The U.S. bombing of Hiroshima at the end of World War II killed or injured nearly 130,000 people and leveled 90 percent of the Japanese city. No human life has been lost in the oil spill.

Dean Guaneli, Alaska's assistant attorney general, said the bail order "expresses the nation's outrage at what has happened."

A pale, shaken Hazelwood, whose lawyer had sought $5,000 cash bail, was led from Rohl's courtroom in handcuffs after his arraignment on the fugitive warrant.

"It was tough for our client to hear," said defense attorney Michael Chalos. "It was very harsh, we thought."

Hazelwood was taken to the Suffolk County Jail. He was granted 30 days to prepare for an extradition hearing.

Authorities in Alaska have charged him with operating a ship while drunk, reckless endangerment and negligent discharge of oil. He faces 21/4 years in prison if convicted.

Hazelwood, 42, of Huntington, N.Y., was fired by Exxon last week after the National Transportation Safety Board said tests taken about nine hours after the Good Friday disaster showed he was under the influence of alcohol.

Rohl said that even though Hazelwood faces only misdemeanors, "We are not talking about someone breaking someone's windshield. We are talking about a global catastrophe."
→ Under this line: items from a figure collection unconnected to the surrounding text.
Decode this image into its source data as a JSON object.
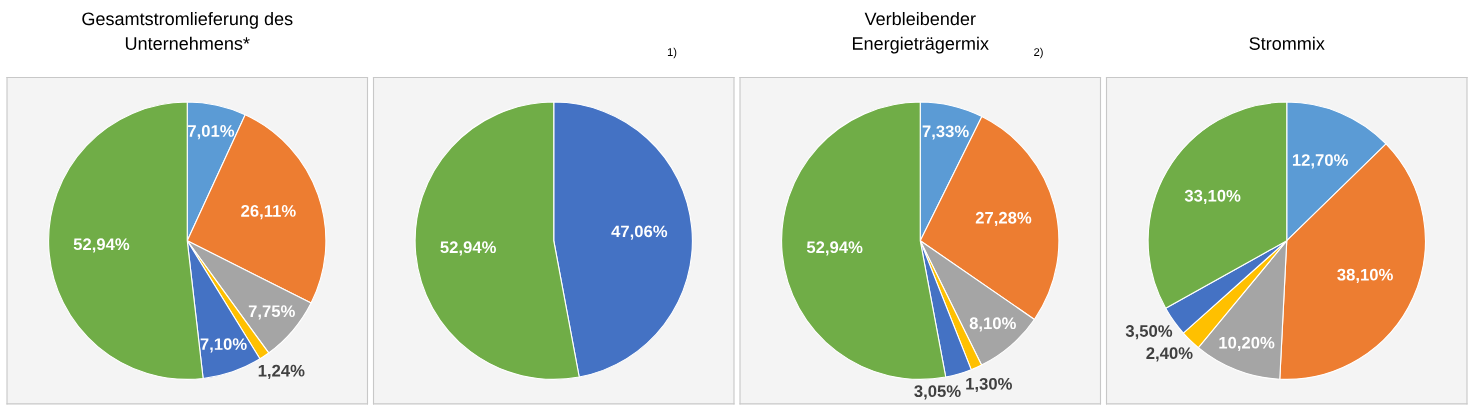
{
  "chart_data": [
    {
      "type": "pie",
      "title": "Gesamtstromlieferung des\nUnternehmens*",
      "categories": [
        null,
        null,
        null,
        null,
        null,
        null
      ],
      "values": [
        7.01,
        26.11,
        7.75,
        1.24,
        7.1,
        52.94
      ],
      "colors": [
        "#5b9bd5",
        "#ed7d31",
        "#a5a5a5",
        "#ffc000",
        "#4472c4",
        "#70ad47"
      ],
      "data_labels": true,
      "value_labels": [
        "7,01%",
        "26,11%",
        "7,75%",
        "1,24%",
        "7,10%",
        "52,94%"
      ]
    },
    {
      "type": "pie",
      "annotations": [
        "1)"
      ],
      "categories": [
        null,
        null
      ],
      "values": [
        47.06,
        52.94
      ],
      "colors": [
        "#4472c4",
        "#70ad47"
      ],
      "data_labels": true,
      "value_labels": [
        "47,06%",
        "52,94%"
      ]
    },
    {
      "type": "pie",
      "title": "Verbleibender\nEnergieträgermix",
      "annotations": [
        "2)"
      ],
      "categories": [
        null,
        null,
        null,
        null,
        null,
        null
      ],
      "values": [
        7.33,
        27.28,
        8.1,
        1.3,
        3.05,
        52.94
      ],
      "colors": [
        "#5b9bd5",
        "#ed7d31",
        "#a5a5a5",
        "#ffc000",
        "#4472c4",
        "#70ad47"
      ],
      "data_labels": true,
      "value_labels": [
        "7,33%",
        "27,28%",
        "8,10%",
        "1,30%",
        "3,05%",
        "52,94%"
      ]
    },
    {
      "type": "pie",
      "title": "Strommix",
      "categories": [
        null,
        null,
        null,
        null,
        null,
        null
      ],
      "values": [
        12.7,
        38.1,
        10.2,
        2.4,
        3.5,
        33.1
      ],
      "colors": [
        "#5b9bd5",
        "#ed7d31",
        "#a5a5a5",
        "#ffc000",
        "#4472c4",
        "#70ad47"
      ],
      "data_labels": true,
      "value_labels": [
        "12,70%",
        "38,10%",
        "10,20%",
        "2,40%",
        "3,50%",
        "33,10%"
      ]
    }
  ]
}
Russo said his client was no fugitive because "he left Alaska before any charges had been filed against him."

"No one is saying this is not a tragedy," Russo said, but added: "Captain Hazelwood is not guilty of these crimes. He did not commit any criminal acts in this affair."

Hazelwood, who had shaven off his beard, appeared pale and despondent after the judge's tongue-lashing. When officers put handcuffs on him his hands were sweating and shaking.